Myślnik

Blog dla każdego i dla nikogo

Moje zdjęcie
Nazwa:
Lokalizacja: Poland

wtorek, kwietnia 24, 2007

O muzyce sakralnej

Pierwszy post do Wojciecha.


Bracie.
Zażenowany byłes swego czasu poziomem muzyki sakralnej wykonywanej w jednym z poznańskich kościołów.
Pierwej zwrócić uwagę należy na społeczny obiór muzyki sakralnej. Wszakże kościół otwarty dla wszyskich jest. Gusta różnią się między sobą, czasem skrajnie, jak zapewne wiesz. Jak rozwiązać ten problem?

Można stworzyć specyficzny rodzaj muzyki wykonywany tylko w kosciele i tylko z nim kojarzony. Tak aby człowiek nie mając wyboru (do dopasowania muzyki do swych upodobań)przyjął to co jest dane odgórnie.
Ale jaka powinna być ta muzyka? Pewnikiem w Twym umyśle pojawiła się już odpowiedź.
Wyciagam tedy ręce i mówię stanowczo stop. Zatrzymaj się i rozważ. Zamyśl się.

Zamyślenie się i wejście w głąb duszy jest kluczowe.
Czy nie po to uczęszczamy do kościoła by podreperować naszą duchowość? By choc przez godzinę kontemplować tajemnice Zbawienia?
Muzyka sakralna jest elementem składowym Mszy świętej, i Mszy powinna być służebna. Muzyka nie może wybić się i stanowić większości ( i nie chodz mi tu tylko oc zas ale i o formę).
Msza święta jest momentem zadumy. Muzyka sakralna powinna więc ułatwić zadumę i ją wspomagać.
Nie można dopuścić do grania muzyki, która by zagłuszała ( a przypuszczam, że w większości przypadków tak właśnie się dzieje). Choć możliwe jest iż cisza najlepiej sprzyja zadumie to muzyka może ją (zamdumę, nie ciszę) pogłębić.
Tyle w kwestii formy.

Refleksja. Aktywne (umysłowo przecież_ uczestnictwo we Mszy to cel. Treść wykonywanych utworów powinna skłaniać do refleksji, przybliżyć tematykę Pisma Świętego i ułatwić przeżywanie Mszy (i pośrednio, życia Jezusa Mesjasza).
Tyle w kwestii treści.

Bracie wyzbądź się zapalczywości. Staraj lepiej znaleźć lub stworzyć muzykę sakralną, która to poruszałaby serca i umysły nasze zarówno formą jak i treścią. A może potrzebne jest natchnienie?
Módlmy się więc i o natchnienie!

W imię Pańskie Amen.

1 Comments:

Blogger Wojtek said...

Ależ nic innego nie głosiłem jak to, żeby muzyka zgadzała się z podniosłą atmosferą mszy. W istocie muzyka sakralna powinna mieć w sobie tyle śpiewu, bo i ciszy, bo właściwe słowa tylko z ciszy się rodzą. Inna niż wszystkie powinna być też dlatego, by ludzie nie przywiązywali się do niej właśnie dlatego, że reprezentuje typ muzyki, który lubią. Gusta muzyczne się zmienią i co - przestaniemy lubić muzykę w kościele...absurd prawda? Taki sam, jak robienie muzyki pod publikę. Nie mamy zastrzeżeń, kiedy mówimy, że człowieka należy do wiary wychować. Dlaczego odłączać od tego wychowanie do smakowania liturgii i jej oprawy?

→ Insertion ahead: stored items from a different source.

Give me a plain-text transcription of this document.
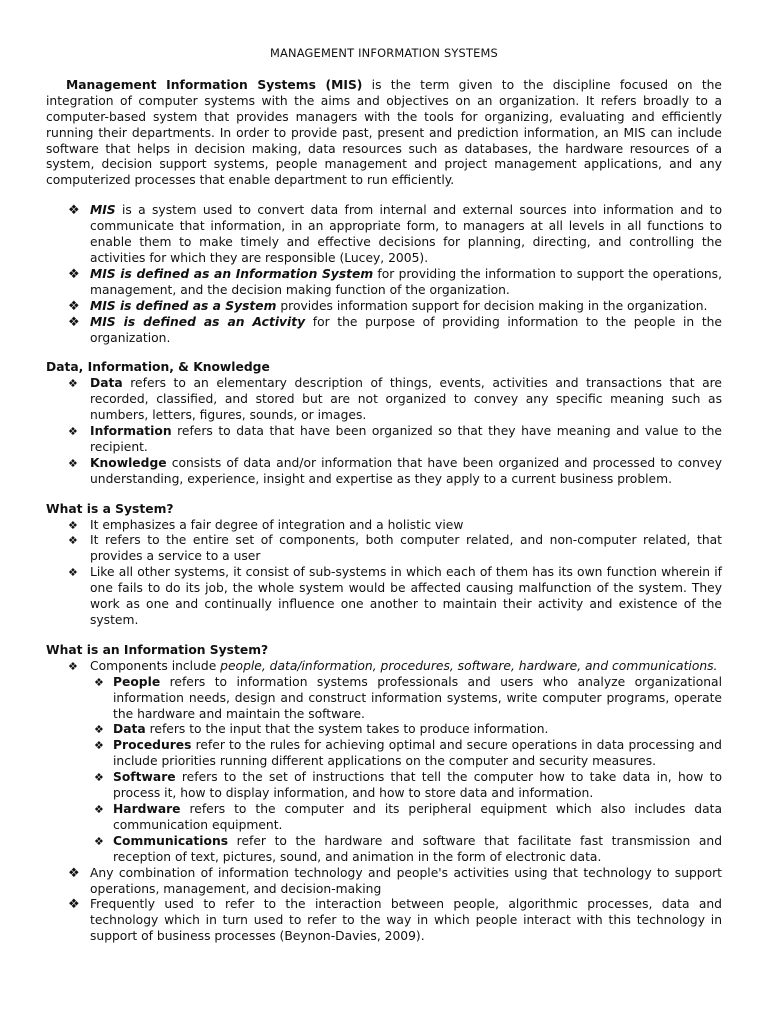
MANAGEMENT INFORMATION SYSTEMS

Management Information Systems (MIS) is the term given to the discipline focused on the integration of computer systems with the aims and objectives on an organization. It refers broadly to a computer-based system that provides managers with the tools for organizing, evaluating and efficiently running their departments. In order to provide past, present and prediction information, an MIS can include software that helps in decision making, data resources such as databases, the hardware resources of a system, decision support systems, people management and project management applications, and any computerized processes that enable department to run efficiently.

❖ MIS is a system used to convert data from internal and external sources into information and to communicate that information, in an appropriate form, to managers at all levels in all functions to enable them to make timely and effective decisions for planning, directing, and controlling the activities for which they are responsible (Lucey, 2005).
❖ MIS is defined as an Information System for providing the information to support the operations, management, and the decision making function of the organization.
❖ MIS is defined as a System provides information support for decision making in the organization.
❖ MIS is defined as an Activity for the purpose of providing information to the people in the organization.
Data, Information, & Knowledge
❖ Data refers to an elementary description of things, events, activities and transactions that are recorded, classified, and stored but are not organized to convey any specific meaning such as numbers, letters, figures, sounds, or images.
❖ Information refers to data that have been organized so that they have meaning and value to the recipient.
❖ Knowledge consists of data and/or information that have been organized and processed to convey understanding, experience, insight and expertise as they apply to a current business problem.
What is a System?
❖ It emphasizes a fair degree of integration and a holistic view
❖ It refers to the entire set of components, both computer related, and non-computer related, that provides a service to a user
❖ Like all other systems, it consist of sub-systems in which each of them has its own function wherein if one fails to do its job, the whole system would be affected causing malfunction of the system. They work as one and continually influence one another to maintain their activity and existence of the system.
What is an Information System?
❖ Components include people, data/information, procedures, software, hardware, and communications.
❖ People refers to information systems professionals and users who analyze organizational information needs, design and construct information systems, write computer programs, operate the hardware and maintain the software.
❖ Data refers to the input that the system takes to produce information.
❖ Procedures refer to the rules for achieving optimal and secure operations in data processing and include priorities running different applications on the computer and security measures.
❖ Software refers to the set of instructions that tell the computer how to take data in, how to process it, how to display information, and how to store data and information.
❖ Hardware refers to the computer and its peripheral equipment which also includes data communication equipment.
❖ Communications refer to the hardware and software that facilitate fast transmission and reception of text, pictures, sound, and animation in the form of electronic data.
❖ Any combination of information technology and people's activities using that technology to support operations, management, and decision-making
❖ Frequently used to refer to the interaction between people, algorithmic processes, data and technology which in turn used to refer to the way in which people interact with this technology in support of business processes (Beynon-Davies, 2009).
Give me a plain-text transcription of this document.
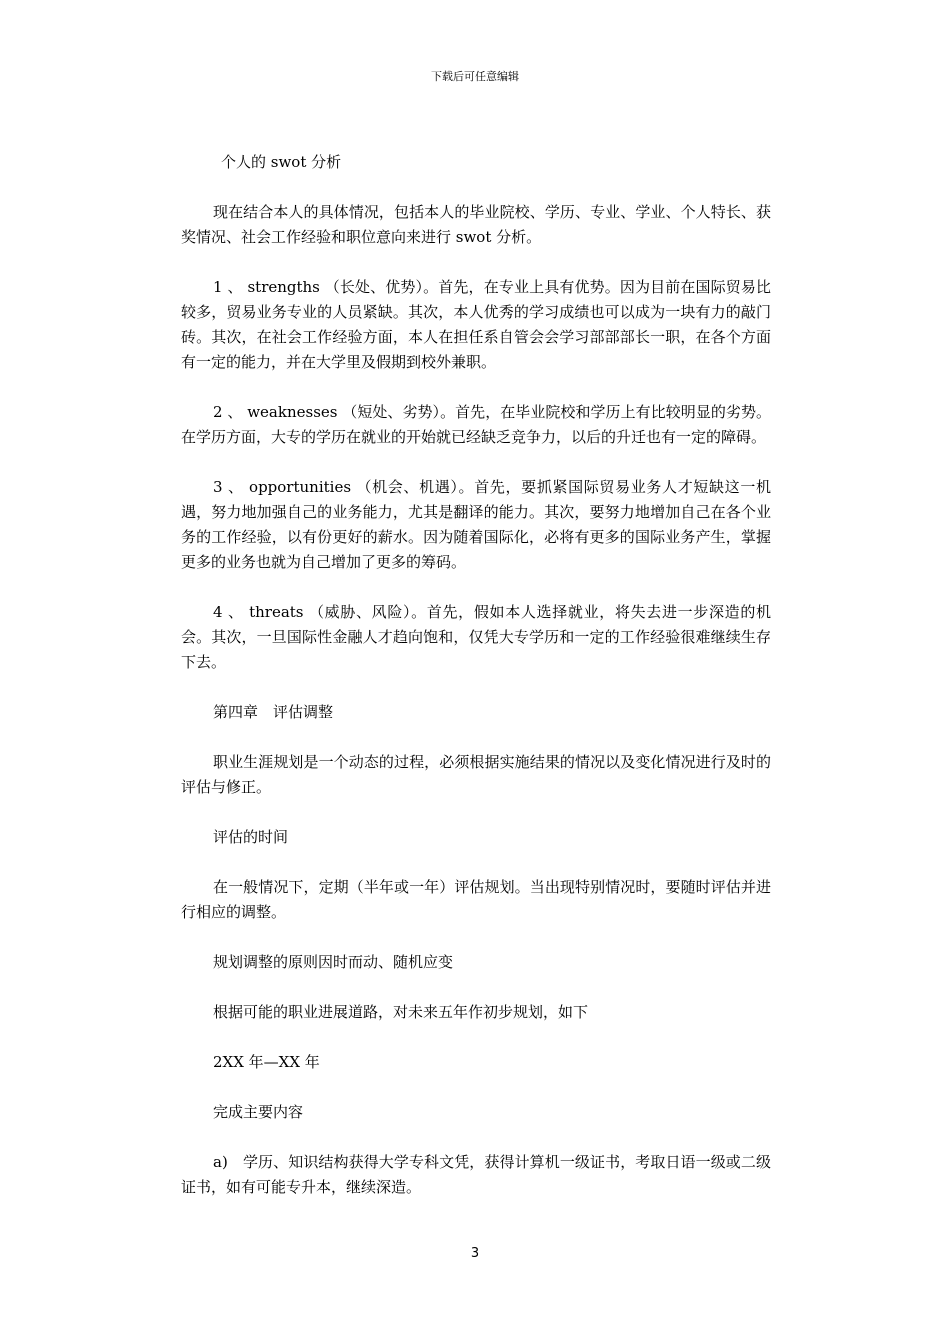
下载后可任意编辑

个人的 swot 分析

现在结合本人的具体情况，包括本人的毕业院校、学历、专业、学业、个人特长、获奖情况、社会工作经验和职位意向来进行 swot 分析。

1 、 strengths （长处、优势）。首先，在专业上具有优势。因为目前在国际贸易比较多，贸易业务专业的人员紧缺。其次，本人优秀的学习成绩也可以成为一块有力的敲门砖。其次，在社会工作经验方面，本人在担任系自管会会学习部部部长一职，在各个方面有一定的能力，并在大学里及假期到校外兼职。

2 、 weaknesses （短处、劣势）。首先，在毕业院校和学历上有比较明显的劣势。在学历方面，大专的学历在就业的开始就已经缺乏竞争力，以后的升迁也有一定的障碍。

3 、 opportunities （机会、机遇）。首先，要抓紧国际贸易业务人才短缺这一机遇，努力地加强自己的业务能力，尤其是翻译的能力。其次，要努力地增加自己在各个业务的工作经验，以有份更好的薪水。因为随着国际化，必将有更多的国际业务产生，掌握更多的业务也就为自己增加了更多的筹码。

4 、 threats （威胁、风险）。首先，假如本人选择就业，将失去进一步深造的机会。其次，一旦国际性金融人才趋向饱和，仅凭大专学历和一定的工作经验很难继续生存下去。

第四章　评估调整

职业生涯规划是一个动态的过程，必须根据实施结果的情况以及变化情况进行及时的评估与修正。

评估的时间

在一般情况下，定期（半年或一年）评估规划。当出现特别情况时，要随时评估并进行相应的调整。

规划调整的原则因时而动、随机应变

根据可能的职业进展道路，对未来五年作初步规划，如下

2XX 年—XX 年

完成主要内容

a)　学历、知识结构获得大学专科文凭，获得计算机一级证书，考取日语一级或二级证书，如有可能专升本，继续深造。

3
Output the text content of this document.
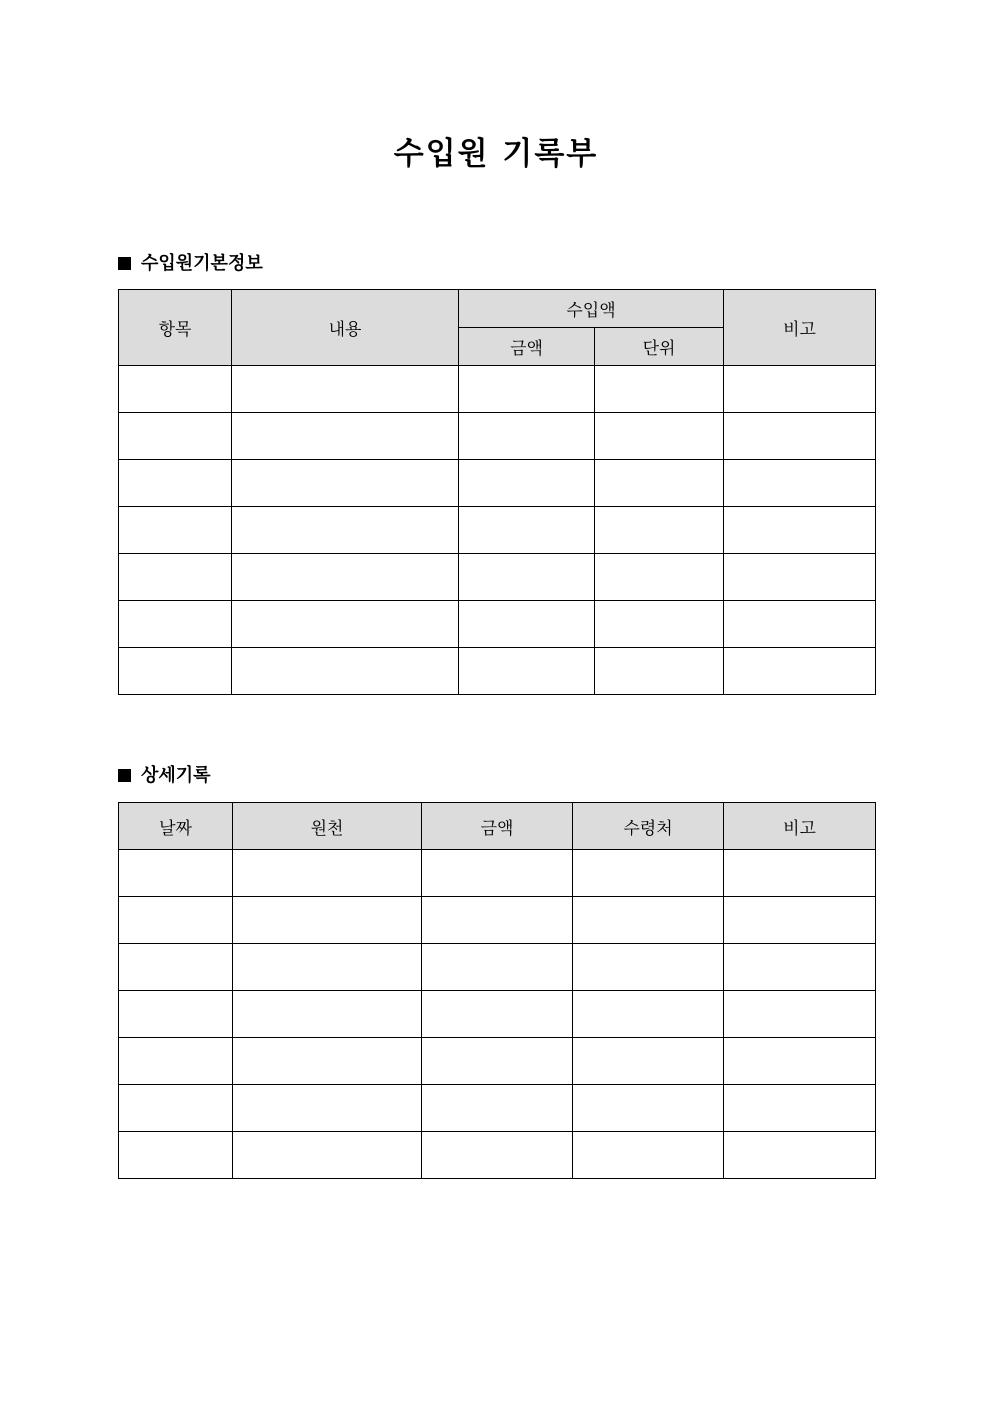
수입원 기록부
수입원기본정보
항목	내용	수입액		비고
		금액	단위	

상세기록
날짜	원천	금액	수령처	비고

Mówisz o tej samej rzeczy, o którą i mi idzie: aby muzyka służyła sensowi śpiewanych słów, aby była ich najdoskonalszą i najgłębszą oprawą.

\Nie twierdzę, że jest tylko jeden właściwy sposób na oddanie tych założeń, co do których się zgadzamy. Dlatego też sama muzyka liturgiczna zawiera w sobie wielkie bogactwo treści i form, w pewnym (PEWNYM, nie całkowitym) stopniu różne dla kręgu kulturowego. Poza tym są np. kanony z Taize, które doskonale realizują ideę ciszy i refleksji. Są też (niektóre) pieśni tradycyjne, które dobrze oddają sens.

Ale trzeba uczynić wysiłek. Właściwe zrozumienie i smak rzadko przychodzą same. Dlatego zamiast ściągać standardy w dół, należy do nich wzrastać.